Norwegian powerhouse Thor Hushovd (Garmin-Cervélo) is hoping to continue the upward trend of 2009 and 2010 with a top-step finish at this year's Paris-Roubaix. Sure to help things along is the same basic formula bike sponsor Cervélo has employed for the last several years to great effect, now applied to its revamped R3 chassis.
Cervélo has indeed made some major updates to its venerable standard R3, including more exaggerated tube shapes throughout, a tapered 1 1/8"-to-1 3/8" front end (rather than the more common 1 1/8"-to-1 1/2" dimension that Cervélo says yields too harsh of a ride), carbon dropouts, and the company's clever BBright integrated bottom bracket standard – nearly identical to BB30 but with the non-driveside bearing pushed 11mm further out from the centerline of the frame for improved frame stiffness and axle support. Naturally, frame weights have dropped significantly, too.
Special changes to handle the cobbles and often – at least in years past – adverse weather conditions of Paris-Roubaix are surprisingly modest. Just as Cervélo has done under previous sponsored winners like Fabian Cancellara and Stuart O'Grady (2006 and 2007, both with Team CSC), chain stays have been lengthened by 10mm while a similarly massaged fork sports additional rake, longer blades, and a broader crown.
The combination yields extra tire clearance all around to accommodate the 27mm-wide FMB tubulars that Hushovd plans to run on Sunday and produces a longer wheelbase for more stable handling relative to a standard R3 while still maintaining overall balance between the front and rear wheels. Moreover, Cervélo says the frame is otherwise unaltered – meaning no special fiber lay-up schedules or additional bolstering – so the bike shouldn't feel all that different from a stock setup despite the highly unusual abuse Hushovd's machine is designed with withstand.

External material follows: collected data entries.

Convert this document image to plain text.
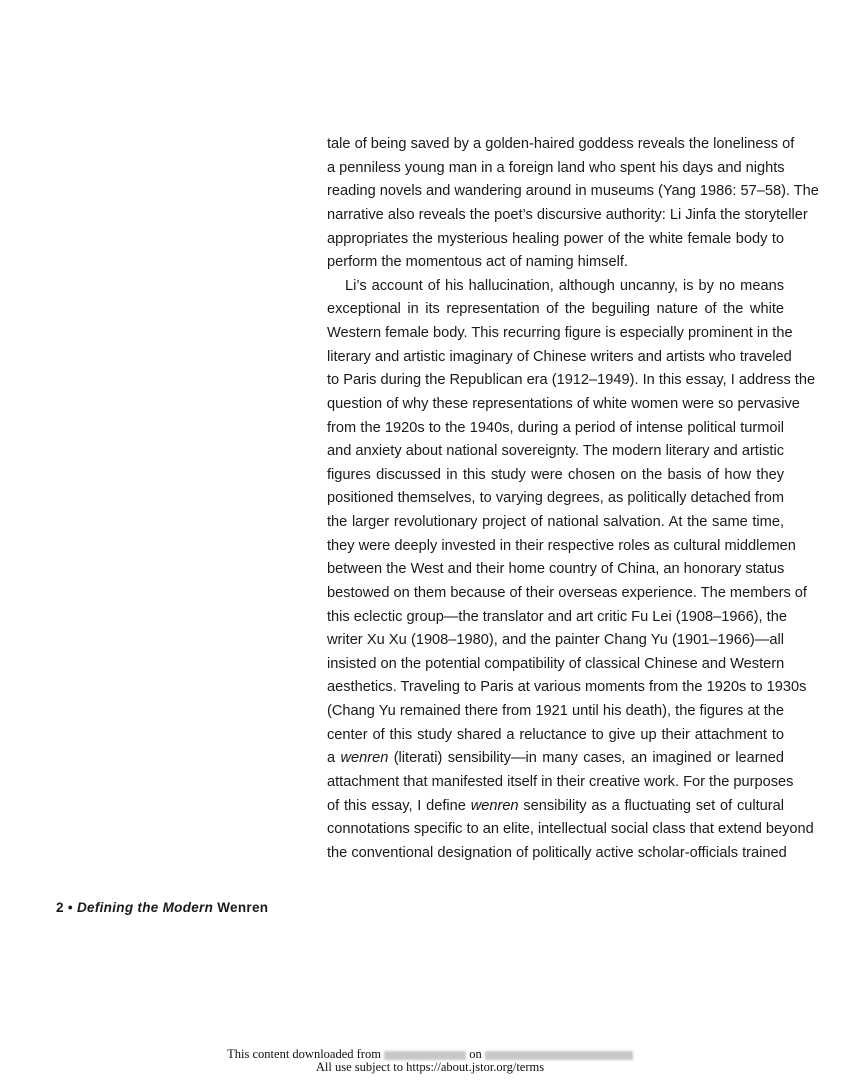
tale of being saved by a golden-haired goddess reveals the loneliness of
a penniless young man in a foreign land who spent his days and nights
reading novels and wandering around in museums (Yang 1986: 57–58). The
narrative also reveals the poet’s discursive authority: Li Jinfa the storyteller
appropriates the mysterious healing power of the white female body to
perform the momentous act of naming himself.
Li’s account of his hallucination, although uncanny, is by no means
exceptional in its representation of the beguiling nature of the white
Western female body. This recurring figure is especially prominent in the
literary and artistic imaginary of Chinese writers and artists who traveled
to Paris during the Republican era (1912–1949). In this essay, I address the
question of why these representations of white women were so pervasive
from the 1920s to the 1940s, during a period of intense political turmoil
and anxiety about national sovereignty. The modern literary and artistic
figures discussed in this study were chosen on the basis of how they
positioned themselves, to varying degrees, as politically detached from
the larger revolutionary project of national salvation. At the same time,
they were deeply invested in their respective roles as cultural middlemen
between the West and their home country of China, an honorary status
bestowed on them because of their overseas experience. The members of
this eclectic group—the translator and art critic Fu Lei (1908–1966), the
writer Xu Xu (1908–1980), and the painter Chang Yu (1901–1966)—all
insisted on the potential compatibility of classical Chinese and Western
aesthetics. Traveling to Paris at various moments from the 1920s to 1930s
(Chang Yu remained there from 1921 until his death), the figures at the
center of this study shared a reluctance to give up their attachment to
a wenren (literati) sensibility—in many cases, an imagined or learned
attachment that manifested itself in their creative work. For the purposes
of this essay, I define wenren sensibility as a fluctuating set of cultural
connotations specific to an elite, intellectual social class that extend beyond
the conventional designation of politically active scholar-officials trained
2 • Defining the Modern Wenren
This content downloaded from	on
All use subject to https://about.jstor.org/terms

Coming from the Cervélo TestTeam side of the recent merger with Garmin-Transitions, Hushovd will also benefit from using similar componentry as in years past. SRAM's new Black Red group gets a new gloss black finish but is otherwise unchanged from the standard Red package while Hushovd should also be well accustomed to Rotor's clever 3D cranks (though here it's of the '3D+' variety to work with the BBright bottom bracket and gets a stiffer outer chainring than last year).
3T is carried over as well, with Hushovd running the company's ARX Team stem and Rotundo Pro bar – the same as last year – but switching from the company's carbon-shafted, two-bolt Dorico seatpost to an aluminum Palladio. Though we didn't receive any reports of Hushovd having seatpost-related issues last year, the Palladio's innovative head design should virtually guarantee against saddle slippage while mechanics will be able to clamp down more tightly on the aluminum mast. Just in case, though, they've also fitted an extra clamp atop the standard binder.
Hushovd has switched from Zipp to Mavic wheels but according to team mechanic Kris Withington, the two-time podium finisher plans on using the French company's latest M40 carbon wheels and enormous 27mm-wide FMB tubular tires for his next run at Paris-Roubaix. Similar in concept to the 303s Hushovd used last year, Mavic's new M40 sports a medium 40mm depth but an extra-wide profile that's designed for use with wider tires. The burly carbon lay-up is also supposedly tough enough to withstand the pounding of the pavé, too.
Interestingly, Hushovd was using Mavic's more conventional Cosmic Carbone SLR tubulars in the run-up to Roubaix the week prior. Withington says the SLR's new Exalith aluminum sidewalls still offer a very tangible advantage in braking performance – especially in the wet – and while the M40 apparently works great with wide tires, it's apparently so broad and wrap so far up the base of the tire that the team prefers them when used with more standard-width rubber.
Other changes include a move to Shimano Dura-Ace pedals, Garmin's Edge 500 computer, and Arundel stainless steel bottle cages. Naturally, Gore Ride-On sealed cables are fitted throughout, too.
Total weight has climbed relative to last year, too, from 7.10kg (15.65lb) to 7.62kg (16.80lb).
The bike has the pedigree and the guys at Cervélo seem to outdo themselves every year. On the day it comes down to Thor himself, but with a bike like this there can be no excuses from the world champion.